The Hinduism so beautifully personified by Paramahansa Yogananda in “Autobiography of a Yogi” is full of devotion to a God who is inside and outside us all at once. In fact, Yogananda describes himself as being devotional by nature, ever since his childhood: devotion being one of Hinduism’s three basic paths to God. Of course Hinduism stresses that we must each look inwards to find understanding. We all have a Higher Self, and gazing inwards to find this Higher Self is the key to finding God. Blissful union with God is called “samadhi” in the yogic tradition.
At first glance, Buddhism appears very similar to a Westerner. One gazes inward in meditation to uncover the dharma, or right path. Many of the basic terms of Buddhism, such as karma and dharma, come straight from Hinduism. After all, the Buddha arose in a Hindu culture just as Jesus was born into Judaism. Nirvana, the blissful state to which the Buddha ultimately awakened, is essentially akin to samadhi. Compassion is a key ingredient in the teachings of both religions, and indeed of Christianity as well.
But there is an important respect with which Buddhism differs from Hinduism. Buddhists generally don’t speak of God at all. Whereas the Hindu God is manifested in so many different forms, such as Vishnu, Shiva and Brahma, in Buddhism there is nothing at all to manifest. This is not to say that Buddhism is atheist, but neither is it theist. One might say that while Hinduism celebrates union with the Divine Presence, Buddhists seek awakening to the (divine) Absence. To Hindus, God is the Oneness that encompasses, enfolds and transcends all the spiritual and worldly forms of Being. To Buddhists, a divine Nothingness is the core Reality into which all worldly forms dissolve. What Hindus call God, Buddhists simply call Mindfulness, and it is to be found entirely within.

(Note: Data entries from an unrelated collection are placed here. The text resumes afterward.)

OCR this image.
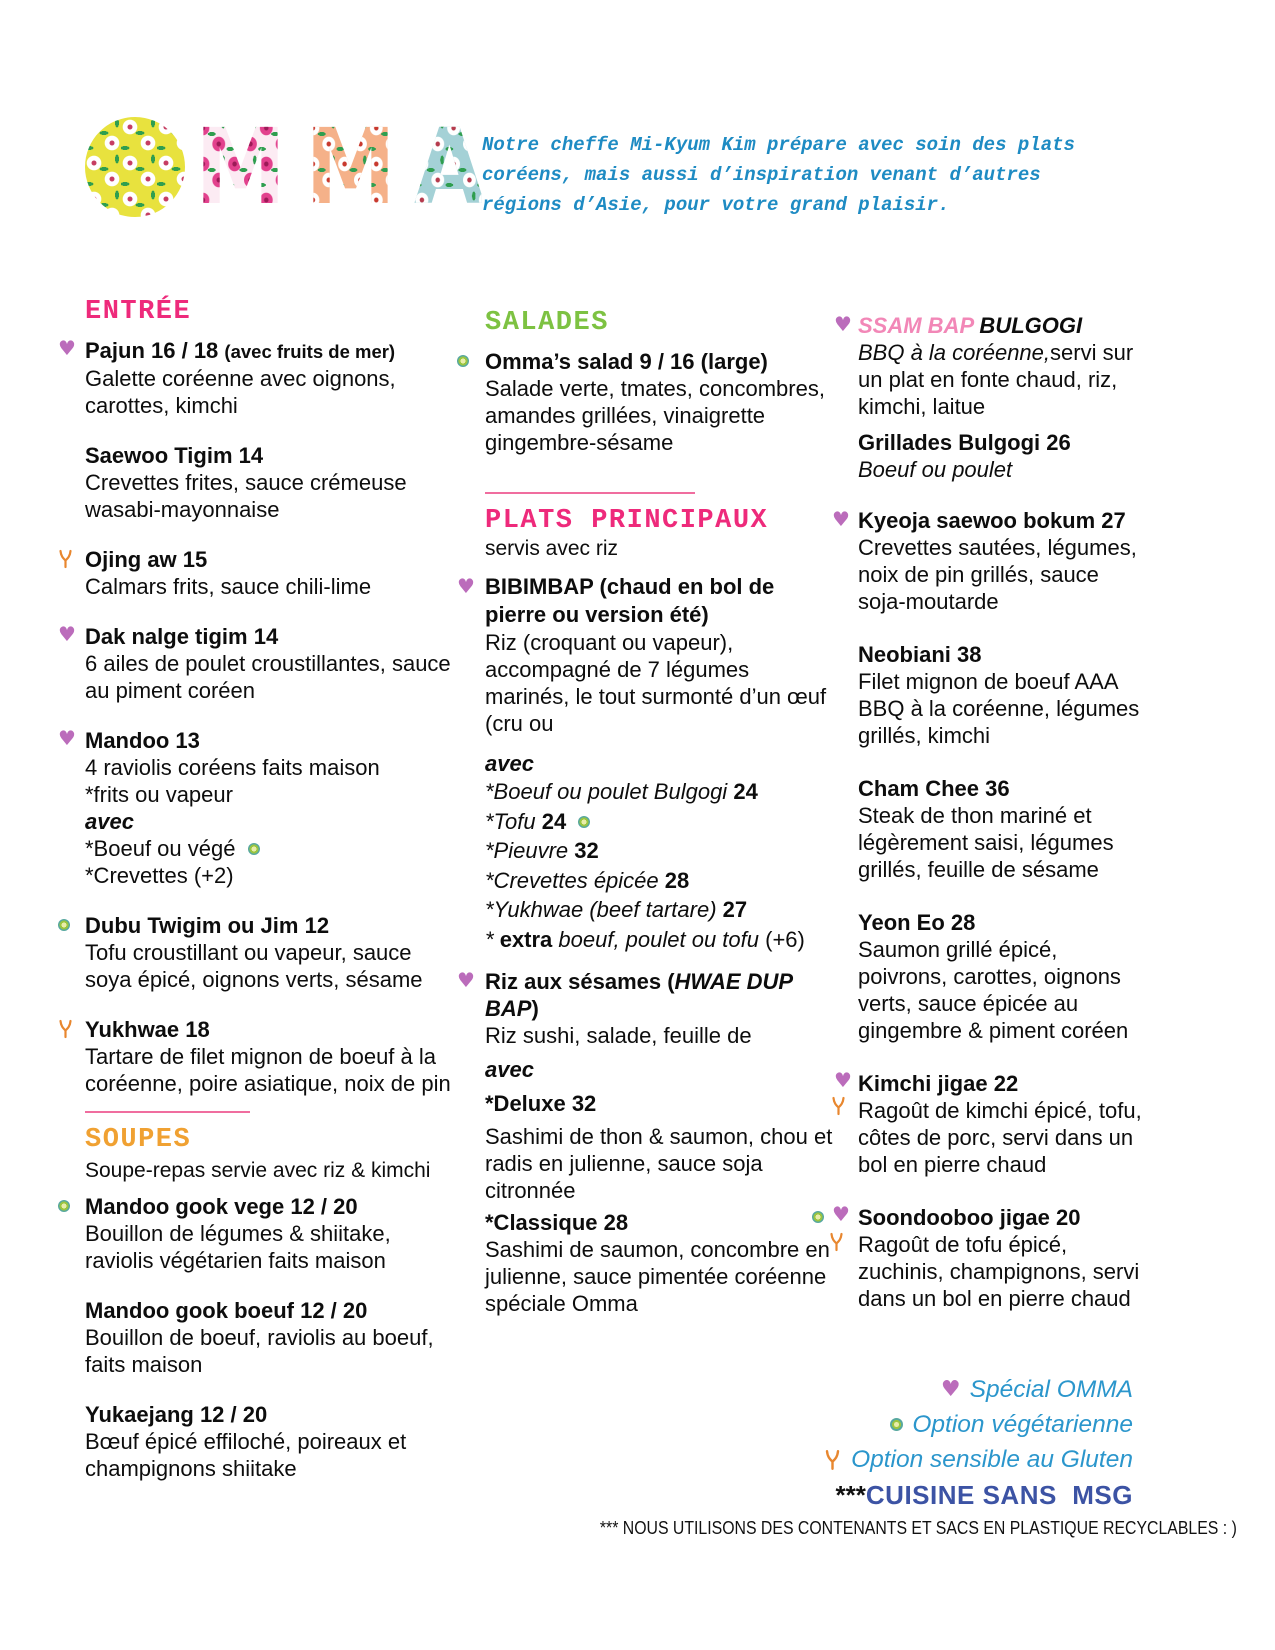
M M A Notre cheffe Mi-Kyum Kim prépare avec soin des plats coréens, mais aussi d’inspiration venant d’autres régions d’Asie, pour votre grand plaisir.
ENTRÉE
♥ Pajun 16 / 18 (avec fruits de mer)
Galette coréenne avec oignons, carottes, kimchi
Saewoo Tigim 14
Crevettes frites, sauce crémeuse wasabi-mayonnaise
Ojing aw 15
Calmars frits, sauce chili-lime
♥ Dak nalge tigim 14
6 ailes de poulet croustillantes, sauce au piment coréen
♥ Mandoo 13
4 raviolis coréens faits maison
*frits ou vapeur
avec
*Boeuf ou végé
*Crevettes (+2)
Dubu Twigim ou Jim 12
Tofu croustillant ou vapeur, sauce soya épicé, oignons verts, sésame
Yukhwae 18
Tartare de filet mignon de boeuf à la coréenne, poire asiatique, noix de pin
SOUPES
Soupe-repas servie avec riz & kimchi
Mandoo gook vege 12 / 20
Bouillon de légumes & shiitake, raviolis végétarien faits maison
Mandoo gook boeuf 12 / 20
Bouillon de boeuf, raviolis au boeuf, faits maison
Yukaejang 12 / 20
Bœuf épicé effiloché, poireaux et champignons shiitake
SALADES
Omma’s salad 9 / 16 (large)
Salade verte, tmates, concombres, amandes grillées, vinaigrette gingembre-sésame
PLATS PRINCIPAUX
servis avec riz
♥ BIBIMBAP (chaud en bol de pierre ou version été)
Riz (croquant ou vapeur), accompagné de 7 légumes marinés, le tout surmonté d’un œuf (cru ou
avec
*Boeuf ou poulet Bulgogi 24
*Tofu 24
*Pieuvre 32
*Crevettes épicée 28
*Yukhwae (beef tartare) 27
* extra boeuf, poulet ou tofu (+6)
♥ Riz aux sésames (HWAE DUP BAP)
Riz sushi, salade, feuille de
avec
*Deluxe 32
Sashimi de thon & saumon, chou et radis en julienne, sauce soja citronnée
*Classique 28
Sashimi de saumon, concombre en julienne, sauce pimentée coréenne spéciale Omma
♥ SSAM BAP BULGOGI
BBQ à la coréenne,servi sur un plat en fonte chaud, riz, kimchi, laitue
Grillades Bulgogi 26
Boeuf ou poulet
♥ Kyeoja saewoo bokum 27
Crevettes sautées, légumes, noix de pin grillés, sauce soja-moutarde
Neobiani 38
Filet mignon de boeuf AAA BBQ à la coréenne, légumes grillés, kimchi
Cham Chee 36
Steak de thon mariné et légèrement saisi, légumes grillés, feuille de sésame
Yeon Eo 28
Saumon grillé épicé, poivrons, carottes, oignons verts, sauce épicée au gingembre & piment coréen
♥ Kimchi jigae 22
Ragoût de kimchi épicé, tofu, côtes de porc, servi dans un bol en pierre chaud
♥ Soondooboo jigae 20
Ragoût de tofu épicé, zuchinis, champignons, servi dans un bol en pierre chaud
♥ Spécial OMMA
Option végétarienne
Option sensible au Gluten
***CUISINE SANS  MSG
*** NOUS UTILISONS DES CONTENANTS ET SACS EN PLASTIQUE RECYCLABLES : )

Mindfulness is the opposite of multi-tasking. Mindfulness is an open, vibrating, still and peaceful awareness of ourselves, the world around us, our thoughts and our actions. Multi-tasking breaks up and fractures the screen of mindfulness into thousands of tiny fragments, like shattering a sheet of glass into myriads of sharp, blood-drawing crystals. It is unfortunate and at times even tragic that our modern culture leads us so inexorably away from mindfulness and into the fragmented, stressful, interrupted vortex of our high technology-dependent lives. Where is inner peace when the mental space we inhabit is shared and dominated by computers, smart phones and television, all vying for our attention at once? As Adam Gopnik puts it in “The Information – How the Internet Gets Inside Us,” an article in the February 14-February 21, 2011 issue of “The New Yorker” magazine, “It is the wraparound presence, not the specific evils, of the machine that oppresses us.” He adds, “Shut off your computer, and your self stops raging quite as much or quite as loud.” That would be the “very little self” of Hinduism, in contrast to the Higher Self of Mindfulness that is our true soul.
The great strength of Buddhism is its simplicity: its turning away from the barbarism of India’s caste system and its embrace of the untouchables, which is so similar to Christ’s embrace of social outcasts, including prostitutes and the destitute. As Thich Nhat Hanh puts it in his excellent book, “Living Buddha, Living Christ,” “Taking refuge in the Sangha (Buddhist community) is not a matter of devotion. It is a matter of practice.” In Buddhism, practice is everything. If in Hinduism, devotion leads one to practice meditation and to live the dharma, in Buddhism, practice leads one to devotion. But the object of one’s devotion, when it comes, is not God. The object of devotion is the practice itself.